Issue (i): Whether judicial orders of civil courts are amenable to writ jurisdiction under Article 226 of the Constitution of India.
Analysis: Earlier decisions were examined on the scope of certiorari and the distinction between judicial orders of civil courts and orders of tribunals or authorities. The reasoning in prior Constitution Bench decisions was accepted that civil courts of plenary jurisdiction stand on a different footing and that such orders are ordinarily corrected by appeal, revision, or supervisory jurisdiction, not by certiorari under Article 226. The contrary view that civil court orders could be corrected under Article 226 was found inconsistent with the binding ratio in the earlier larger Bench authority.
Conclusion: Judicial orders of civil courts are not amenable to writ jurisdiction under Article 226 of the Constitution of India.
Issue (ii): Whether jurisdiction under Article 227 of the Constitution of India is distinct from jurisdiction under Article 226.
Analysis: The supervisory power under Article 227 was treated as constitutionally distinct from the original writ jurisdiction under Article 226. Article 227 is meant to keep subordinate courts and tribunals within the bounds of their authority and is not a substitute for certiorari under Article 226. The prior view suggesting an overlap or near obliteration of the distinction was disapproved.

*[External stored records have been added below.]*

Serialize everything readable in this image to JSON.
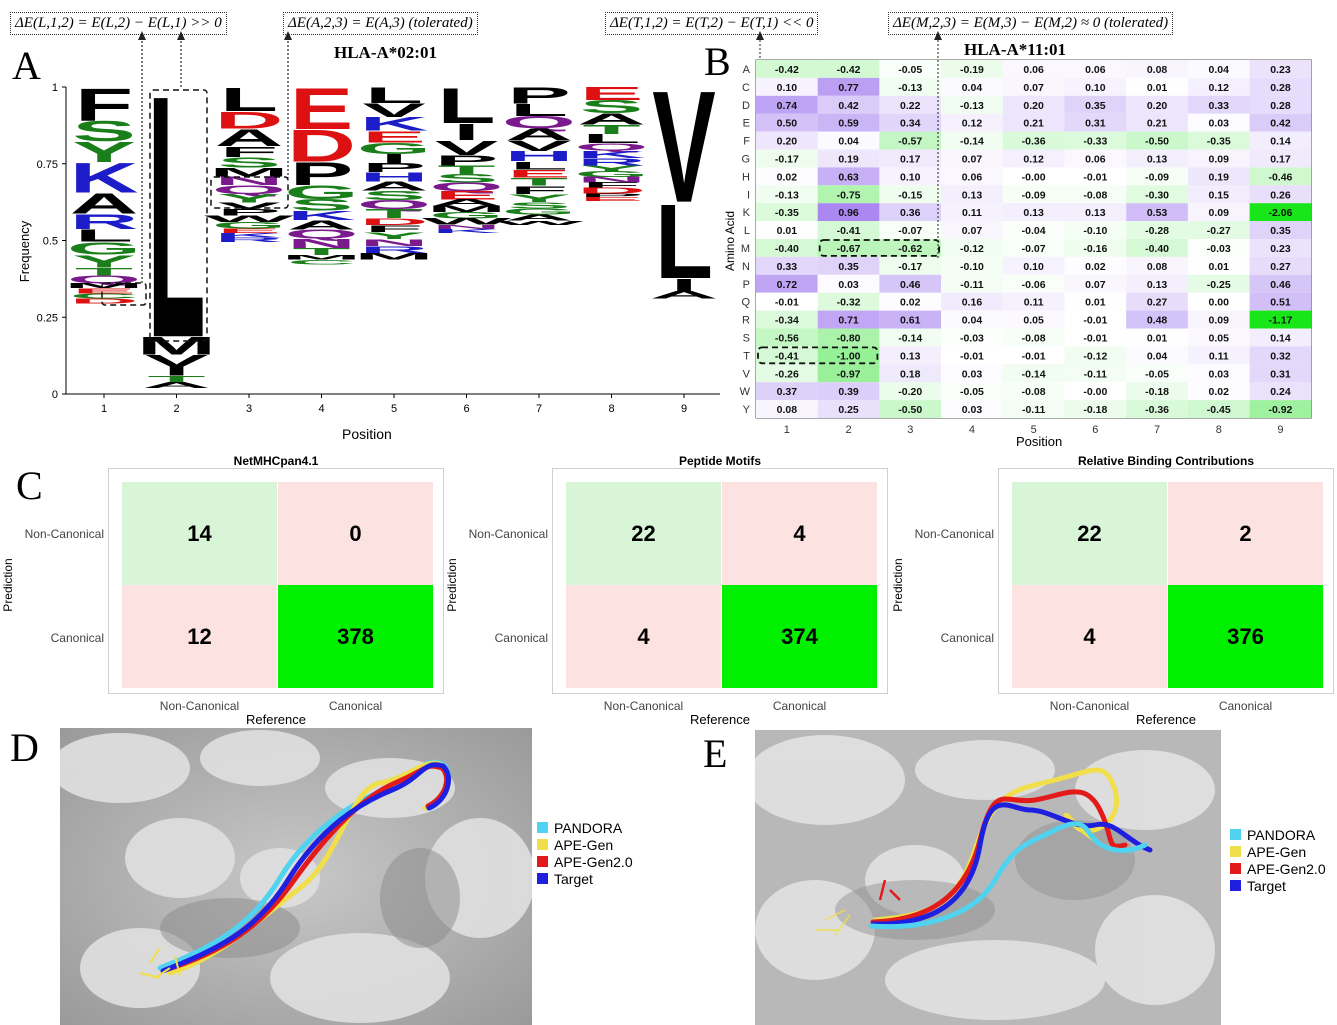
{
  "panels": {
    "A": "A",
    "B": "B",
    "C": "C",
    "D": "D",
    "E": "E"
  },
  "annotations": {
    "A_left": "ΔE(L,1,2) = E(L,2) − E(L,1) >> 0",
    "A_right": "ΔE(A,2,3) = E(A,3) (tolerated)",
    "B_left": "ΔE(T,1,2) = E(T,2) − E(T,1) << 0",
    "B_right": "ΔE(M,2,3) = E(M,3) − E(M,2) ≈ 0 (tolerated)"
  },
  "logo": {
    "allele": "HLA-A*02:01",
    "ylabel": "Frequency",
    "xlabel": "Position",
    "yticks": [
      "0",
      "0.25",
      "0.5",
      "0.75",
      "1"
    ],
    "positions": [
      "1",
      "2",
      "3",
      "4",
      "5",
      "6",
      "7",
      "8",
      "9"
    ]
  },
  "heatmap": {
    "allele": "HLA-A*11:01",
    "ylabel": "Amino Acid",
    "xlabel": "Position",
    "positions": [
      "1",
      "2",
      "3",
      "4",
      "5",
      "6",
      "7",
      "8",
      "9"
    ],
    "amino_acids": [
      "A",
      "C",
      "D",
      "E",
      "F",
      "G",
      "H",
      "I",
      "K",
      "L",
      "M",
      "N",
      "P",
      "Q",
      "R",
      "S",
      "T",
      "V",
      "W",
      "Y"
    ],
    "values": [
      [
        "-0.42",
        "-0.42",
        "-0.05",
        "-0.19",
        "0.06",
        "0.06",
        "0.08",
        "0.04",
        "0.23"
      ],
      [
        "0.10",
        "0.77",
        "-0.13",
        "0.04",
        "0.07",
        "0.10",
        "0.01",
        "0.12",
        "0.28"
      ],
      [
        "0.74",
        "0.42",
        "0.22",
        "-0.13",
        "0.20",
        "0.35",
        "0.20",
        "0.33",
        "0.28"
      ],
      [
        "0.50",
        "0.59",
        "0.34",
        "0.12",
        "0.21",
        "0.31",
        "0.21",
        "0.03",
        "0.42"
      ],
      [
        "0.20",
        "0.04",
        "-0.57",
        "-0.14",
        "-0.36",
        "-0.33",
        "-0.50",
        "-0.35",
        "0.14"
      ],
      [
        "-0.17",
        "0.19",
        "0.17",
        "0.07",
        "0.12",
        "0.06",
        "0.13",
        "0.09",
        "0.17"
      ],
      [
        "0.02",
        "0.63",
        "0.10",
        "0.06",
        "-0.00",
        "-0.01",
        "-0.09",
        "0.19",
        "-0.46"
      ],
      [
        "-0.13",
        "-0.75",
        "-0.15",
        "0.13",
        "-0.09",
        "-0.08",
        "-0.30",
        "0.15",
        "0.26"
      ],
      [
        "-0.35",
        "0.96",
        "0.36",
        "0.11",
        "0.13",
        "0.13",
        "0.53",
        "0.09",
        "-2.06"
      ],
      [
        "0.01",
        "-0.41",
        "-0.07",
        "0.07",
        "-0.04",
        "-0.10",
        "-0.28",
        "-0.27",
        "0.35"
      ],
      [
        "-0.40",
        "-0.67",
        "-0.62",
        "-0.12",
        "-0.07",
        "-0.16",
        "-0.40",
        "-0.03",
        "0.23"
      ],
      [
        "0.33",
        "0.35",
        "-0.17",
        "-0.10",
        "0.10",
        "0.02",
        "0.08",
        "0.01",
        "0.27"
      ],
      [
        "0.72",
        "0.03",
        "0.46",
        "-0.11",
        "-0.06",
        "0.07",
        "0.13",
        "-0.25",
        "0.46"
      ],
      [
        "-0.01",
        "-0.32",
        "0.02",
        "0.16",
        "0.11",
        "0.01",
        "0.27",
        "0.00",
        "0.51"
      ],
      [
        "-0.34",
        "0.71",
        "0.61",
        "0.04",
        "0.05",
        "-0.01",
        "0.48",
        "0.09",
        "-1.17"
      ],
      [
        "-0.56",
        "-0.80",
        "-0.14",
        "-0.03",
        "-0.08",
        "-0.01",
        "0.01",
        "0.05",
        "0.14"
      ],
      [
        "-0.41",
        "-1.00",
        "0.13",
        "-0.01",
        "-0.01",
        "-0.12",
        "0.04",
        "0.11",
        "0.32"
      ],
      [
        "-0.26",
        "-0.97",
        "0.18",
        "0.03",
        "-0.14",
        "-0.11",
        "-0.05",
        "0.03",
        "0.31"
      ],
      [
        "0.37",
        "0.39",
        "-0.20",
        "-0.05",
        "-0.08",
        "-0.00",
        "-0.18",
        "0.02",
        "0.24"
      ],
      [
        "0.08",
        "0.25",
        "-0.50",
        "0.03",
        "-0.11",
        "-0.18",
        "-0.36",
        "-0.45",
        "-0.92"
      ]
    ]
  },
  "confusion_matrices": {
    "row_axis": "Prediction",
    "col_axis": "Reference",
    "row_labels": [
      "Non-Canonical",
      "Canonical"
    ],
    "col_labels": [
      "Non-Canonical",
      "Canonical"
    ],
    "items": [
      {
        "title": "NetMHCpan4.1",
        "cells": [
          "14",
          "0",
          "12",
          "378"
        ]
      },
      {
        "title": "Peptide Motifs",
        "cells": [
          "22",
          "4",
          "4",
          "374"
        ]
      },
      {
        "title": "Relative Binding Contributions",
        "cells": [
          "22",
          "2",
          "4",
          "376"
        ]
      }
    ]
  },
  "structures": {
    "legend": [
      {
        "label": "PANDORA",
        "color": "#4fd3f0"
      },
      {
        "label": "APE-Gen",
        "color": "#f0de4a"
      },
      {
        "label": "APE-Gen2.0",
        "color": "#e31a1a"
      },
      {
        "label": "Target",
        "color": "#1f1fe0"
      }
    ]
  },
  "chart_data": [
    {
      "type": "heatmap",
      "title": "HLA-A*11:01",
      "xlabel": "Position",
      "ylabel": "Amino Acid",
      "x": [
        1,
        2,
        3,
        4,
        5,
        6,
        7,
        8,
        9
      ],
      "y": [
        "A",
        "C",
        "D",
        "E",
        "F",
        "G",
        "H",
        "I",
        "K",
        "L",
        "M",
        "N",
        "P",
        "Q",
        "R",
        "S",
        "T",
        "V",
        "W",
        "Y"
      ],
      "values": [
        [
          -0.42,
          -0.42,
          -0.05,
          -0.19,
          0.06,
          0.06,
          0.08,
          0.04,
          0.23
        ],
        [
          0.1,
          0.77,
          -0.13,
          0.04,
          0.07,
          0.1,
          0.01,
          0.12,
          0.28
        ],
        [
          0.74,
          0.42,
          0.22,
          -0.13,
          0.2,
          0.35,
          0.2,
          0.33,
          0.28
        ],
        [
          0.5,
          0.59,
          0.34,
          0.12,
          0.21,
          0.31,
          0.21,
          0.03,
          0.42
        ],
        [
          0.2,
          0.04,
          -0.57,
          -0.14,
          -0.36,
          -0.33,
          -0.5,
          -0.35,
          0.14
        ],
        [
          -0.17,
          0.19,
          0.17,
          0.07,
          0.12,
          0.06,
          0.13,
          0.09,
          0.17
        ],
        [
          0.02,
          0.63,
          0.1,
          0.06,
          0.0,
          -0.01,
          -0.09,
          0.19,
          -0.46
        ],
        [
          -0.13,
          -0.75,
          -0.15,
          0.13,
          -0.09,
          -0.08,
          -0.3,
          0.15,
          0.26
        ],
        [
          -0.35,
          0.96,
          0.36,
          0.11,
          0.13,
          0.13,
          0.53,
          0.09,
          -2.06
        ],
        [
          0.01,
          -0.41,
          -0.07,
          0.07,
          -0.04,
          -0.1,
          -0.28,
          -0.27,
          0.35
        ],
        [
          -0.4,
          -0.67,
          -0.62,
          -0.12,
          -0.07,
          -0.16,
          -0.4,
          -0.03,
          0.23
        ],
        [
          0.33,
          0.35,
          -0.17,
          -0.1,
          0.1,
          0.02,
          0.08,
          0.01,
          0.27
        ],
        [
          0.72,
          0.03,
          0.46,
          -0.11,
          -0.06,
          0.07,
          0.13,
          -0.25,
          0.46
        ],
        [
          -0.01,
          -0.32,
          0.02,
          0.16,
          0.11,
          0.01,
          0.27,
          0.0,
          0.51
        ],
        [
          -0.34,
          0.71,
          0.61,
          0.04,
          0.05,
          -0.01,
          0.48,
          0.09,
          -1.17
        ],
        [
          -0.56,
          -0.8,
          -0.14,
          -0.03,
          -0.08,
          -0.01,
          0.01,
          0.05,
          0.14
        ],
        [
          -0.41,
          -1.0,
          0.13,
          -0.01,
          -0.01,
          -0.12,
          0.04,
          0.11,
          0.32
        ],
        [
          -0.26,
          -0.97,
          0.18,
          0.03,
          -0.14,
          -0.11,
          -0.05,
          0.03,
          0.31
        ],
        [
          0.37,
          0.39,
          -0.2,
          -0.05,
          -0.08,
          0.0,
          -0.18,
          0.02,
          0.24
        ],
        [
          0.08,
          0.25,
          -0.5,
          0.03,
          -0.11,
          -0.18,
          -0.36,
          -0.45,
          -0.92
        ]
      ]
    },
    {
      "type": "heatmap",
      "title": "NetMHCpan4.1",
      "xlabel": "Reference",
      "ylabel": "Prediction",
      "x": [
        "Non-Canonical",
        "Canonical"
      ],
      "y": [
        "Non-Canonical",
        "Canonical"
      ],
      "values": [
        [
          14,
          0
        ],
        [
          12,
          378
        ]
      ]
    },
    {
      "type": "heatmap",
      "title": "Peptide Motifs",
      "xlabel": "Reference",
      "ylabel": "Prediction",
      "x": [
        "Non-Canonical",
        "Canonical"
      ],
      "y": [
        "Non-Canonical",
        "Canonical"
      ],
      "values": [
        [
          22,
          4
        ],
        [
          4,
          374
        ]
      ]
    },
    {
      "type": "heatmap",
      "title": "Relative Binding Contributions",
      "xlabel": "Reference",
      "ylabel": "Prediction",
      "x": [
        "Non-Canonical",
        "Canonical"
      ],
      "y": [
        "Non-Canonical",
        "Canonical"
      ],
      "values": [
        [
          22,
          2
        ],
        [
          4,
          376
        ]
      ]
    }
  ]
}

Conclusion: Jurisdiction under Article 227 is distinct from jurisdiction under Article 226.
Final Conclusion: The reference was answered by holding that civil court orders cannot be challenged through certiorari under Article 226, while supervisory control under Article 227 remains available as a separate jurisdictional remedy.
Ratio Decidendi: Orders of civil courts exercising plenary judicial jurisdiction are not subject to writ certiorari under Article 226, and the High Court's supervisory power under Article 227 remains a separate and distinct constitutional jurisdiction.